Gündem

Osman Bektaş: Bu fay 7'nin üzeri deprem üretemez

Osman Bektaş, M6.2’lik kırılmanın ardından büyük İstanbul depremi senaryosuna karşı çıktı ve “Bu faydan 7’nin üzerinde deprem çıkmaz” dedi.

Karadeniz Teknik Üniversitesi emekli öğretim üyesi Prof. Dr. Osman Bektaş, Marmara Denizi’nde meydana gelen 6,2 büyüklüğündeki depremin ardından kamuoyunda yeniden alevlenen “büyük İstanbul depremi” tartışmalarına ironik bir dille yanıt verdi.

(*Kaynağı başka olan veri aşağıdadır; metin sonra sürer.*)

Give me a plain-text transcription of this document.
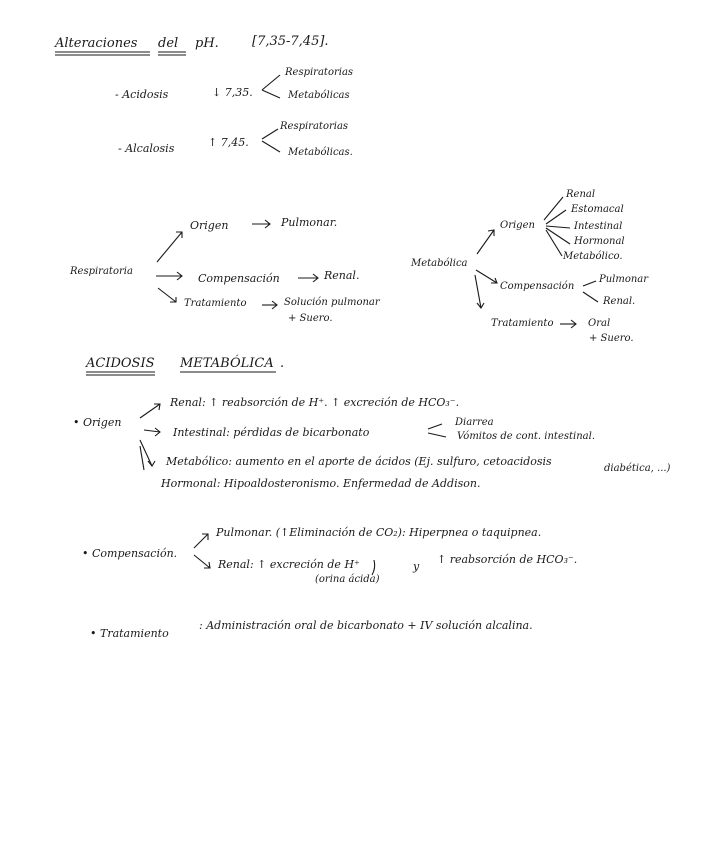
Alteraciones del pH.	[7,35-7,45].
- Acidosis	↓ 7,35.
Respiratorias
Metabólicas
- Alcalosis	↑ 7,45.
Respiratorias
Metabólicas.
Respiratoria
Origen	Pulmonar.
Compensación	Renal.
Tratamiento	Solución pulmonar
+ Suero.
Metabólica
Origen
Renal
Estomacal
Intestinal
Hormonal
Metabólico.
Compensación
Pulmonar
Renal.
Tratamiento	Oral
+ Suero.
ACIDOSIS METABÓLICA .
• Origen
Renal: ↑ reabsorción de H⁺. ↑ excreción de HCO₃⁻.
Intestinal: pérdidas de bicarbonato
Diarrea
Vómitos de cont. intestinal.
Metabólico: aumento en el aporte de ácidos (Ej. sulfuro, cetoacidosis
diabética, ...)
Hormonal: Hipoaldosteronismo. Enfermedad de Addison.
• Compensación.
Pulmonar. (↑Eliminación de CO₂): Hiperpnea o taquipnea.
Renal: ↑ excreción de H⁺
(orina ácida)
y
↑ reabsorción de HCO₃⁻.
• Tratamiento
: Administración oral de bicarbonato + IV solución alcalina.
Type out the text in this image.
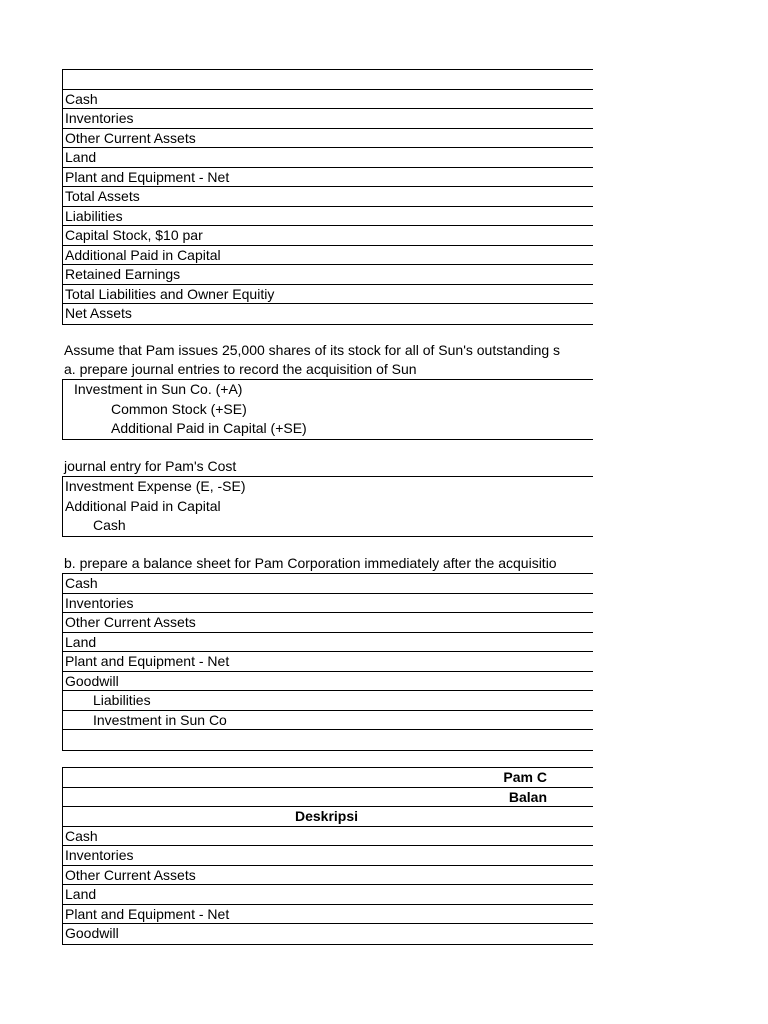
Cash
Inventories
Other Current Assets
Land
Plant and Equipment - Net
Total Assets
Liabilities
Capital Stock, $10 par
Additional Paid in Capital
Retained Earnings
Total Liabilities and Owner Equitiy
Net Assets
Assume that Pam issues 25,000 shares of its stock for all of Sun's outstanding s
a. prepare journal entries to record the acquisition of Sun
Investment in Sun Co. (+A)
Common Stock (+SE)
Additional Paid in Capital (+SE)
journal entry for Pam's Cost
Investment Expense (E, -SE)
Additional Paid in Capital
Cash
b. prepare a balance sheet for Pam Corporation immediately after the acquisitio
Cash
Inventories
Other Current Assets
Land
Plant and Equipment - Net
Goodwill
Liabilities
Investment in Sun Co
Pam C
Balan
Deskripsi
Cash
Inventories
Other Current Assets
Land
Plant and Equipment - Net
Goodwill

Bektaş, sosyal medya hesabından yaptığı paylaşımda, söz konusu depremin Kuzey Marmara Fayı üzerinde yalnızca 15 kilometrelik bir alanı kırdığını ifade etti. Ardından dikkat çekici bir ironiyle şu cümleleri kurdu:
“Beklenen büyük İstanbul depremi değilmiş! Çünkü üretemez!”

“UCHIDA ZATEN AÇIKLAMIŞTI”

Bektaş, Japon sismolog Uchida’nın 2019 tarihli çalışmasına dikkat çekerek, Tekirdağ ile İstanbul arasındaki fay segmentinin “tam akma” ve “yükselmiş sürünme” özellikleri taşıdığını, bu nedenle burada büyük bir kırılmanın gerçekleşemeyeceğini dile getirdi.

Haritalarla da desteklenen paylaşımında Bektaş, “Yükselmiş deprem üretebilecek kabuk derinliği yalnızca 5-8 kilometreye kadar inmiş durumda. 6,2’lik depremin derinliği de 7 kilometre. Daha fazlası zaten mümkün değil.” değerlendirmesini yaptı.

“SALT UZUNLUKLA DEPREM BÜYÜKLÜĞÜ OLMAZ”

Fayın toplam uzunluğuna bakarak büyük bir depremin kaçınılmaz olduğunu söyleyen yorumlara karşı çıkan Bektaş, bu yaklaşımın bilimsel olmadığını şu ifadeyle ortaya koydu:

“Salt fay uzunluğu, deprem büyüklüğünü yani sismik momenti belirlemez.”

KIRILMA DOĞUYA YAYILIYOR AMA ENERJİ YETERSİZ

Harita analizlerinde, 2011, 2012, 2019 ve son olarak 2025 depremleriyle birlikte kırılmanın doğuya doğru ilerlediği görülse de, sismik enerjinin büyüyen bir deprem yaratacak potansiyele ulaşmadığı kaydedildi.

Prof. Dr. Osman Bektaş’ın açıklamaları, büyük İstanbul depremi anlatısının bilimsel temelinin sorgulanması gerektiğini bir kez daha gündeme taşıdı. Fayın yapısı, derinliği ve deformasyon türü dikkate alındığında, kamuoyunun felaket senaryoları yerine jeolojik verilerle yönlendirilmesi gerektiği vurgulandı.